Krishna P. Singh Center for Nanotechnology
Philadelphia, PA, USA
WEISS/MANFREDI Architecture/Landscape/Urbanism (Architect and Site Design)
University of Pennsylvania, Eduardo Glandt, Former Dean of the School of Engineering
The Krishna P. Singh Center for Nanotechnology is designed to encourage the exchange and integration of knowledge that characterizes the emerging field of nanotechnology. The Center is the University’s first cross-disciplinary building between the sciences and engineering, combining the resources of both the School of Engineering and Applied Sciences and the School of Arts and Sciences to transcend disciplinary boundaries between engineering, medicine, and the sciences. While laboratory buildings are typically organized around a central corridor that affords little public space, the Center inverts this model, focusing the laboratories around a new central quad. This convergence of architecture and landscape is at the heart of this project and provides a new indoor/outdoor open space for interaction, allowing panoramic exterior views, opening the sciences to the University landscape, and making research activities highly visible. The public galleria at the building’s entry is centralized around a monumental stair, highly visible to draw students through the double height space. The stair hosts flexible lounges to encourage work and collaboration to happen throughout the building. The spatial sequence spirals upwards around the galleria and unfurls around the courtyard to culminate with a multipurpose forum—a room contained within the building’s cantilever for lectures, receptions, and meetings—offering an elevated perch to views of the historic Penn campus.

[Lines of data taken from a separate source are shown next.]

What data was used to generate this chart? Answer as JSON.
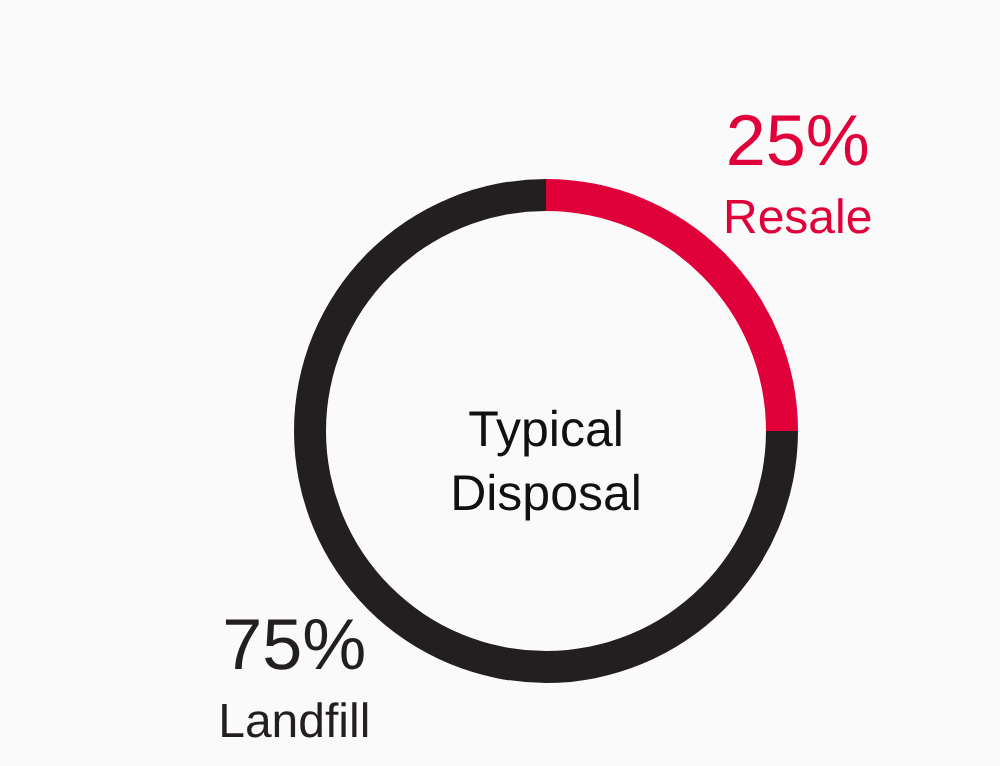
{
  "chart_data": {
    "type": "donut",
    "title": "Typical Disposal",
    "categories": [
      "Resale",
      "Landfill"
    ],
    "values": [
      25,
      75
    ],
    "colors": [
      "#e0003a",
      "#231f20"
    ],
    "value_labels": [
      "25%",
      "75%"
    ]
  }
}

The Krishna P. Singh Center for Nanotechnology transforms a former bus parking lot located at the eastern edge of the University of Pennsylvania’s campus into a welcoming gateway to the University and expresses its leadership in the field of nanotechnology. The Singh Center is the University’s first transdisciplinary building designed to house a range of high level laboratory functions. Though restrictive, the complex technical parameters of the laboratory program enhance the building’s architectural and urban potential. The most sensitive nanotechnology research requires complete isolation from surrounding elements such as vibration, electromagnetic interference, and ultraviolet light waves. In order to shape an environment suitable for these precise research conditions, the building is set back a considerable distance from the street and vibration zones of surrounding buildings (such as elevator cores). Externally, this setback welcomed a new 1.7 acre campus green—a microcosm of Penn’s famed quadrangle. The Center is designed to focus the laboratories around this new central green, introducing the sciences to the University. The building hosts state-of-the-art fabrication and characterization labs and a ten-thousand-square-foot cleanroom, as well as general labs, classrooms, meeting rooms, and a large public forum that cantilevers sixty-eight-feet over the new campus green. An ascending public galleria is situated between the lab and exterior enclosure and features a 158-foot amber-colored glass wall that filters ultraviolet light to protect the photosensitive nanofabrication equipment inside the labs, allowing the public to view the research from the galleria.
The Center for Nanotechnology is the first new university building to bring together researchers from both the School of Arts and Science and the School of Engineering and Applied Sciences, facilitating interaction between faculty and students, researchers across disciplines, and between the University and the city. The facility is also made available for professional research processes for the region’s scientists, becoming a central node for the region’s scientific community. This hybrid usership catalyzes the potential exchange and synthesis of knowledge that emerges from the research. Embracing the site’s position at the hinge of two distinct urban areas, the Center for Nanotechnology is designed to both mark the transition from city to campus and to serve as a public showcase for innovative research. By placing the research on display, the inward-oriented focus of a traditional research facility is inverted. Simultaneously, researchers are relieved of isolation through the introduction of as much natural light as possible into the lab spaces and shared amenities, such as conference rooms and lounge spaces, which are all visually connected throughout the building.